A. Especially during Ray’s illness, I could feel God beside me. He was there with me every moment since. I have no idea how non-believers go through that kind of loss without God.

Q. Many widows in India don’t have that kind of family support. In fact, often widows are rejected by their late husband’s family – perhaps even labelled as “cursed” for angering the gods and causing their husband’s death. What do you think that would be like?

A. I just can’t imagine that feeling of rejection. I would have felt so alone, so helpless. I didn’t suffer anything like what these women experience. Your family means everything when there is a death. To have them turn their backs on you…

Q. You talked about how God walked through those difficult years with you — can you imagine believing that the gods had punished you by taking your husband?

A. I would have had so much emptiness without the Lord. If I could be there with those women, the first thing I would tell them is about God’s love —family support is so critical, but only God supplies for all your needs.

Q. What do you think about the ministry Mission India has for widows in India? This could be through a Church Planter knocking on the door and offering to pray, or a literacy class where a widow becomes educated for the first time, or even through their child attending a Children’s Bible Club and telling their mom about Jesus.

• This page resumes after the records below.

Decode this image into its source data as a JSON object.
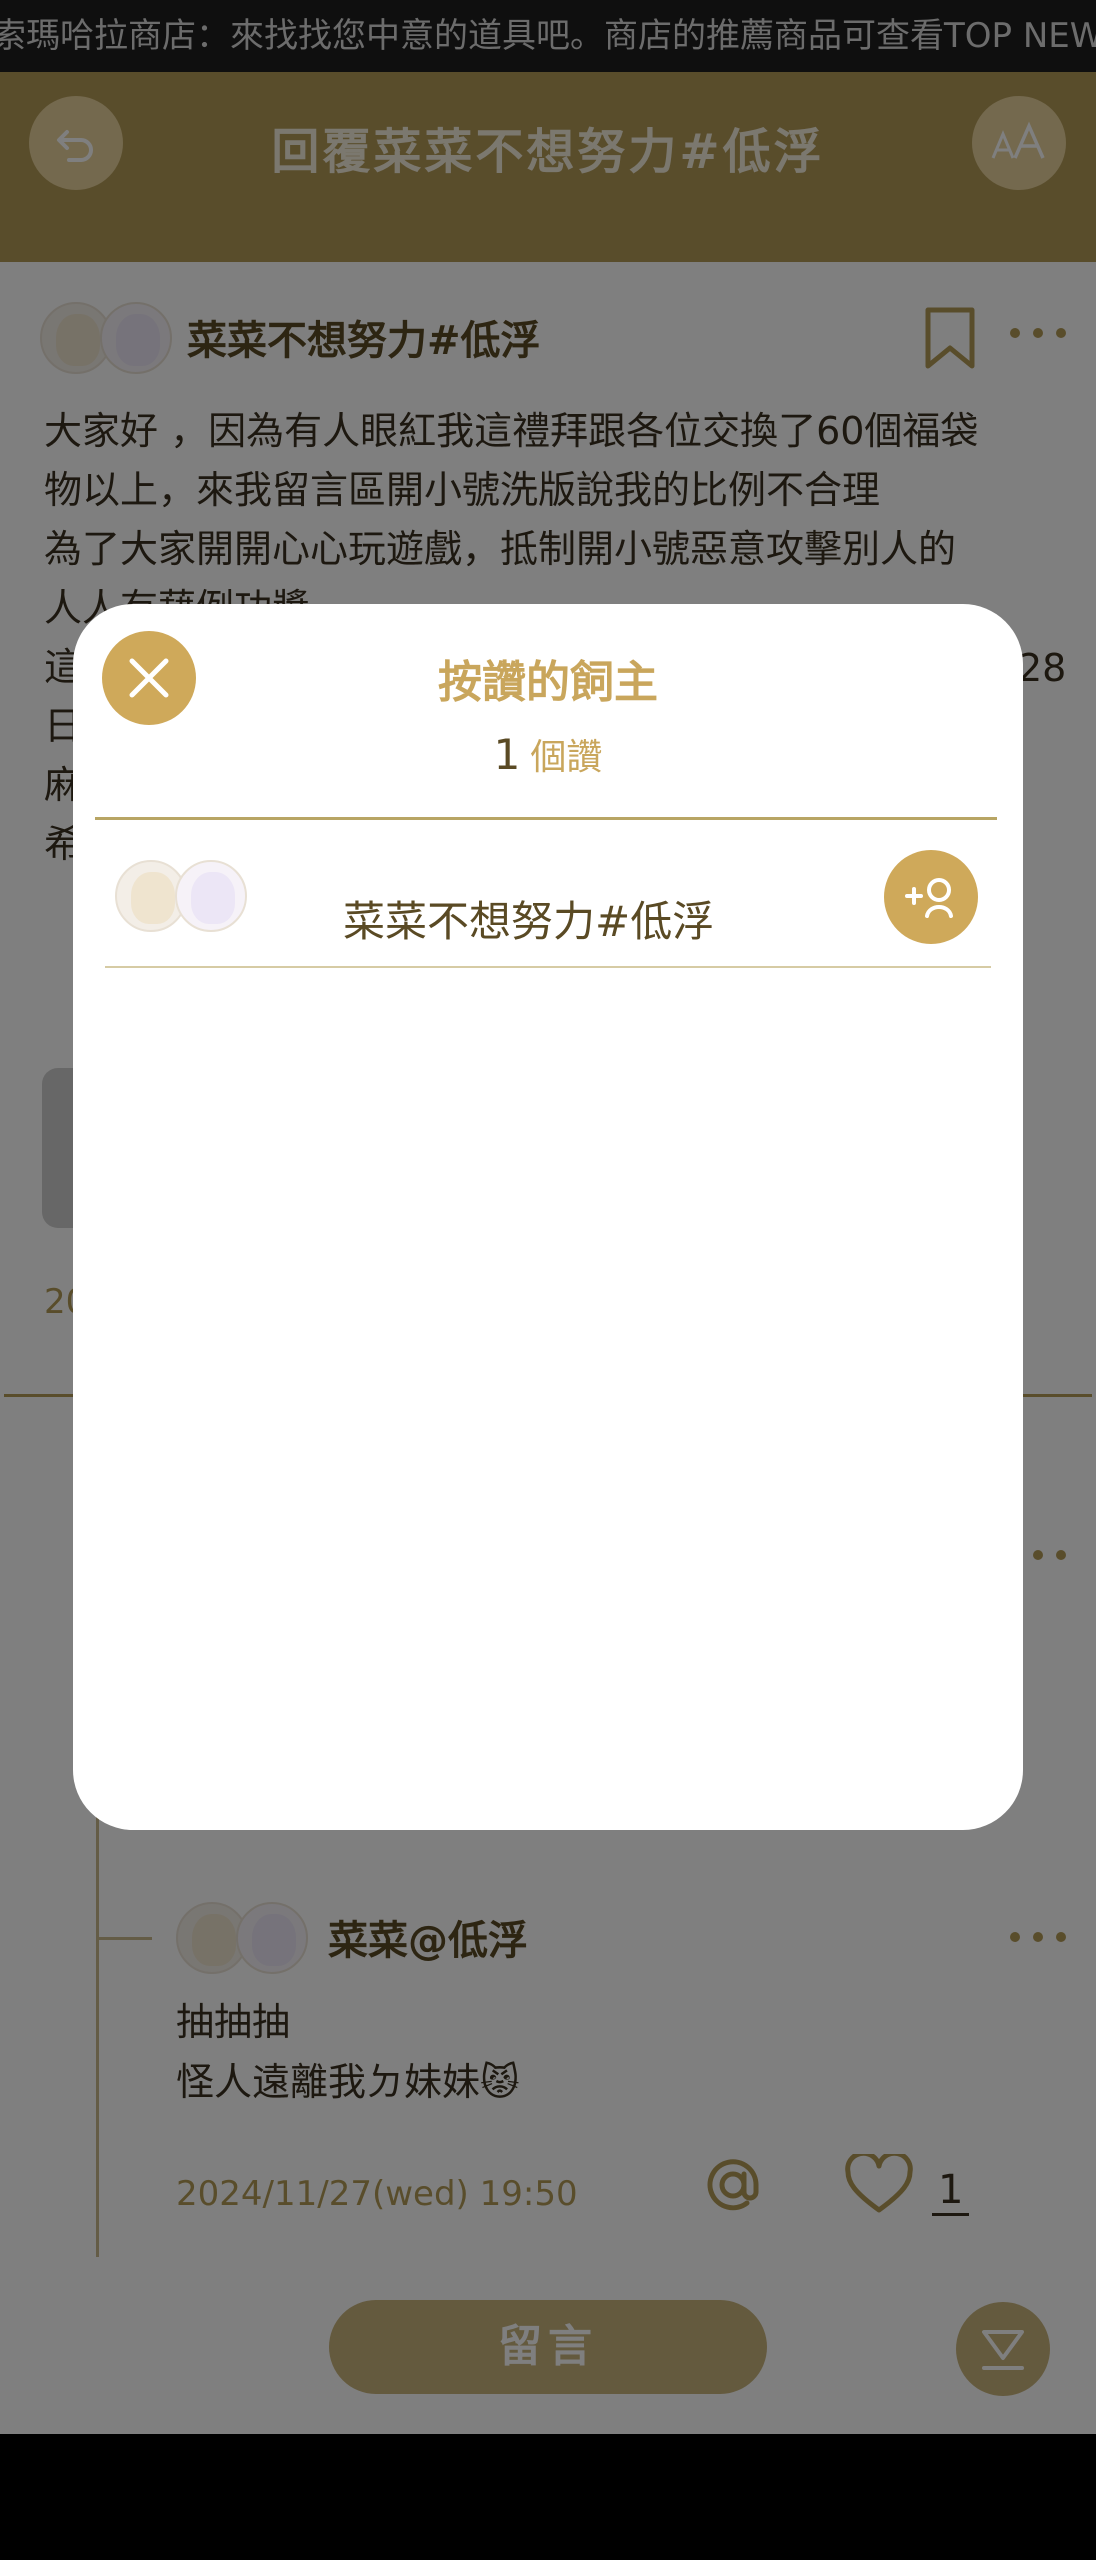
{
  "marquee": {
    "text": "索瑪哈拉商店：來找找您中意的道具吧。商店的推薦商品可查看TOP NEWS"
  },
  "header": {
    "title": "回覆菜菜不想努力#低浮"
  },
  "post": {
    "author": "菜菜不想努力#低浮",
    "lines": [
      "大家好 ，因為有人眼紅我這禮拜跟各位交換了60個福袋",
      "物以上，來我留言區開小號洗版說我的比例不合理",
      "為了大家開開心心玩遊戲，抵制開小號惡意攻擊別人的",
      "人人有藉例功獎",
      "這",
      "日",
      "麻",
      "希"
    ],
    "date_fragment": "20",
    "side_number": "28"
  },
  "reply": {
    "author": "菜菜@低浮",
    "lines": [
      "抽抽抽",
      "怪人遠離我ㄉ妹妹😾"
    ],
    "date": "2024/11/27(wed) 19:50",
    "like_count": "1"
  },
  "comment_button": {
    "label": "留言"
  },
  "modal": {
    "title": "按讚的飼主",
    "count_number": "1",
    "count_unit": "個讚",
    "likers": [
      {
        "name": "菜菜不想努力#低浮"
      }
    ]
  },
  "colors": {
    "accent": "#cfa95a",
    "header": "#b39a57",
    "text_brown": "#5a4a24"
  },
  "icons": {
    "back": "undo-arrow-icon",
    "font": "font-size-icon",
    "close": "close-icon",
    "follow": "follow-user-icon",
    "bookmark": "bookmark-icon",
    "more": "more-dots-icon",
    "mention": "at-icon",
    "like": "heart-icon",
    "scroll": "scroll-bottom-icon"
  }
}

A. I think it is so wonderful. I am sure that being part of a community like that, and hearing about Jesus — it must make them feel so wanted, and give them a lot of help in their situation. Obviously they feel so empty and alone. This has to give them such strength and hope to get through their situation.

Q. How does it make you feel to know that your support of Mission India is helping reach widows like yourself in India with the Good News?

A. It gives me a wonderful feeling to know that in some small way I am helping them. God calls us to care for the widows and the orphans. I never thought about how fortunate I am to have been born in the United States, where women are valued. And I want to share this need with other people here, to make them aware of how these women in India are suffering.

June 23 is International Widow’s Day — an opportunity to raise awareness about the millions of widows in our world who are surviving in poverty and social ostracism. 40 million of these widows live in India.